Atendimento caótico nos postos de saúde

Por Publicado em:28/01/2022 | Atualizado em:29/11/-0001 117

Pessoas que testam positivo para a Covid não têm atendimento médico e é preciso improvisar para transportá-las até onde possam ser atendidas

Com o aumento dos casos de Covid após o surgimento da variante Ômicron, o atendimento nas unidades de saúde do município ficou ainda mais complicado. Nos últimos dias alguns exemplos destes problemas chegaram à redação, apontando, além da falta de profissionais para o atendimento, também a necessidade de uma estruturação deste atendimento, além da necessidade de repasse de informações mais concretas para todas as unidades, para que estas sejam repassadas à comunidade com mais unicidade. Sobre as informações, a reclamação é de que elas são bastante desencontradas, não respeitando um padrão de mensagem, o que torna o entendimento ainda mais complicado para as pessoas que as buscam.
Em relação ao atendimento nas unidades, a principal reclamação é a falta de médicos. Em algumas unidades de saúde, por exemplo, só se realiza o teste de detecção da Covid se o paciente apresentar um pedido do médico. Porém não se consegue o atendimento médico para que possa ser solicitado o pedido. Quem precisar de fazer o teste tem que conseguir uma consulta, muitas vezes por meio particular, para realizar o teste. Ou correr o risco de não detectar a doença e até mesmo sofrer pioras no estado de saúde.
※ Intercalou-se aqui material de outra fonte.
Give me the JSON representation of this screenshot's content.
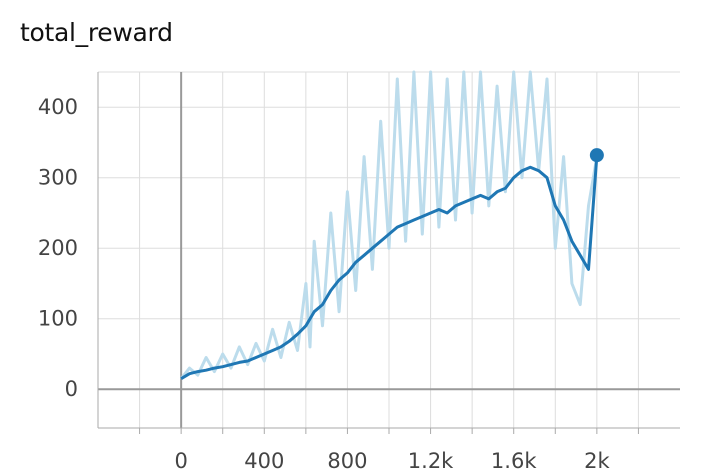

Outro problema é que, mesmo testando positivo, na maioria dos postos não existe atendimento médico, como registrado nesta semana no Bairro das Graças. Duas senhoras testaram positivo para a Covid, após a realização de testes naquele local. Porém, para conseguir um atendimento médico, para saber o procedimento a ser tomado, necessitaram ir a outra unidade de saúde onde um médico as atenderia. Então viveu-se uma situação que poderia até ser engraçada, não fosse a seriedade do momento.
As senhoras tentaram transporte por meio de telemoto, porém não foi possível, até mesmo pelo risco de contágio. Não havia um transporte adequado que eliminasse os riscos de contágio das demais pessoas, isso após a confirmação da contaminação pela doença. Restou a um parente de uma das mulheres conseguir capas de plástico (para proteção de chuva) para as mulheres, luvas (inadequadas, diga-se de passagem) para que pudesse transportá-las até o local onde seriam atendidas e, em seguida, para suas casas, onde deveriam iniciar o período de isolamento.

Caso não tivessem conseguido essa ajuda, deveriam fazer uso do transporte coletivo, colocando todos os demais passageiros em risco de contágio. Outro problema registrado é com relação a uma família onde um dos membros teve testagem positiva. Seus pais têm comorbidades conhecidas pela equipe do PSF da comunidade onde residem. O isolamento e os “testes de contato” (como são denominados os testes que devem ser feitos nas pessoas que têm contato com contaminados) tiveram que ser realizados por iniciativa própria. Não foi feita sequer uma ligação telefônica para a as pessoas desta família para saber em relação ao isolamento e a necessidade de outras medidas. Caso não quisessem proceder ao isolamento, poderiam tranquilamente transitar em meio às demais pessoas, disseminando o vírus, lembraram.

Conforme as pessoas ouvidas na reportagem, não basta à Prefeitura postar boletins com números de contágios nas redes sociais e publicar mensagens, nessas mesmas redes. É preciso um trabalho organizado, sério, estruturado, por parte das autoridades públicas, em especial as sanitárias, para que o combate à pandemia não passe de frases de efeito em canais de pouca credibilidade, como afirmou um dos ouvidos pela reportagem.